I found a fascinating page: VisualCalc. This is a talk by Tom Apostol about Visual Calculus, a technique for finding the area bounded by curves without using traditional calculus developed by an Armenian mathematician living in California, Mamikon A. Mnatsakanian, which has been espoused by Apostol. Some of the results using this method would be very difficult if not impossible to uncover with traditional methods. The starting point is the following simple (but neat) problem, solved by Mamikon (as he calls himself) when he was 15:
Problem: A line segment is drawn tangent to the inner of two concentric circles, terminating at the outer circle. The length of the segment is 2a. What is the area of the annulus?
Answer: pi*a^2. It is rather counterintuitive that the result is independent of the radius of the inner circle.
Solution: Let the radius of the smaller and larger circles by r and R, respectively. The area of the annulus is pi*(R^2 - r^2). Draw the obvious right triangle with legs of length r and a, and hypotenuse of length R. Apply the Pythagorean Theorem.
Mamikon noted that if he knew in advance that the answer was independent of r, he could let r = 0, and the tangent segment would become a diameter of the larger circle, establishing the result another way. This led him to a rather breathtaking extension of the result.

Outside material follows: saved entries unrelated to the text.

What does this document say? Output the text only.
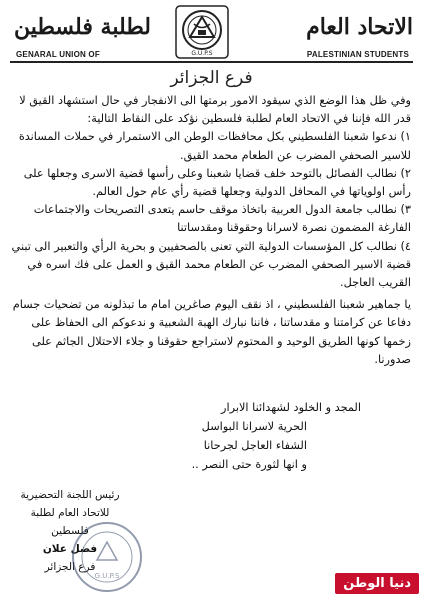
الاتحاد العام
لطلبة فلسطين
G.U.P.S
GENARAL UNION OF	PALESTINIAN STUDENTS
فرع الجزائر

وفي ظل هذا الوضع الذي سيقود الامور برمتها الى الانفجار في حال استشهاد القيق لا قدر الله فإننا في الاتحاد العام لطلبة فلسطين نؤكد على النقاط التالية:

١) ندعوا شعبنا الفلسطيني بكل محافظات الوطن الى الاستمرار في حملات المساندة للاسير الصحفي المضرب عن الطعام محمد القيق.

٢) نطالب الفصائل بالتوحد خلف قضايا شعبنا وعلى رأسها قضية الاسرى وجعلها على رأس اولوياتها في المحافل الدولية وجعلها قضية رأي عام حول العالم.

٣) نطالب جامعة الدول العربية باتخاذ موقف حاسم يتعدى التصريحات والاجتماعات الفارغة المضمون نصرة لاسرانا وحقوقنا ومقدساتنا

٤) نطالب كل المؤسسات الدولية التي تعنى بالصحفيين و بحرية الرأي والتعبير الى تبني قضية الاسير الصحفي المضرب عن الطعام محمد القيق و العمل على فك اسره في القريب العاجل.

يا جماهير شعبنا الفلسطيني ، اذ نقف اليوم صاغرين امام ما تبذلونه من تضحيات جسام دفاعا عن كرامتنا و مقدساتنا ، فاننا نبارك الهبة الشعبية و ندعوكم الى الحفاظ على زخمها كونها الطريق الوحيد و المحتوم لاستراجع حقوقنا و جلاء الاحتلال الجاثم على صدورنا.

المجد و الخلود لشهدائنا الابرار
الحرية لاسرانا البواسل
الشفاء العاجل لجرحانا
و انها لثورة حتى النصر ..
رئيس اللجنة التحضيرية
للاتحاد العام لطلبة فلسطين
فضل علان
فرع الجزائر
G.U.P.S	دنيا الوطن
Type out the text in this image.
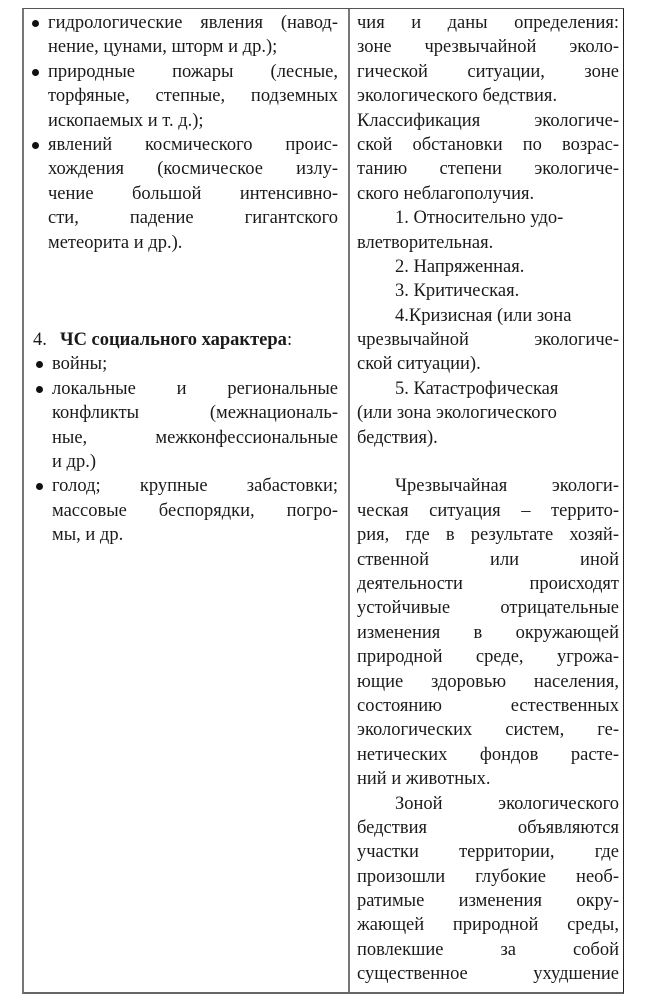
гидрологические явления (навод-
нение, цунами, шторм и др.);
природные пожары (лесные,
торфяные, степные, подземных
ископаемых и т. д.);
явлений космического проис-
хождения (космическое излу-
чение большой интенсивно-
сти, падение гигантского
метеорита и др.).
4. ЧС социального характера:
войны;
локальные и региональные
конфликты (межнациональ-
ные, межконфессиональные
и др.)
голод; крупные забастовки;
массовые беспорядки, погро-
мы, и др.
чия и даны определения:
зоне чрезвычайной эколо-
гической ситуации, зоне
экологического бедствия.
Классификация экологиче-
ской обстановки по возрас-
танию степени экологиче-
ского неблагополучия.
1. Относительно удо-
влетворительная.
2. Напряженная.
3. Критическая.
4.Кризисная (или зона
чрезвычайной экологиче-
ской ситуации).
5. Катастрофическая
(или зона экологического
бедствия).
Чрезвычайная экологи-
ческая ситуация – террито-
рия, где в результате хозяй-
ственной или иной
деятельности происходят
устойчивые отрицательные
изменения в окружающей
природной среде, угрожа-
ющие здоровью населения,
состоянию естественных
экологических систем, ге-
нетических фондов расте-
ний и животных.
Зоной экологического
бедствия объявляются
участки территории, где
произошли глубокие необ-
ратимые изменения окру-
жающей природной среды,
повлекшие за собой
существенное ухудшение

Theorem 1. Let C be a smooth convex oval. Move a vector v (of fixed length) around the oval (with the tail on the curve) so that it is always tangent to the curve (at its tail). Then the area swept out by the vector is pi*|v|^2. [I'm not sure what the exact hypothesis is, but this is the basic idea.]
Proof idea: Let S be the set of translates of the vectors v(t), with a common tail formed as v(t) goes around the oval. Then S is a circle of radius |v|.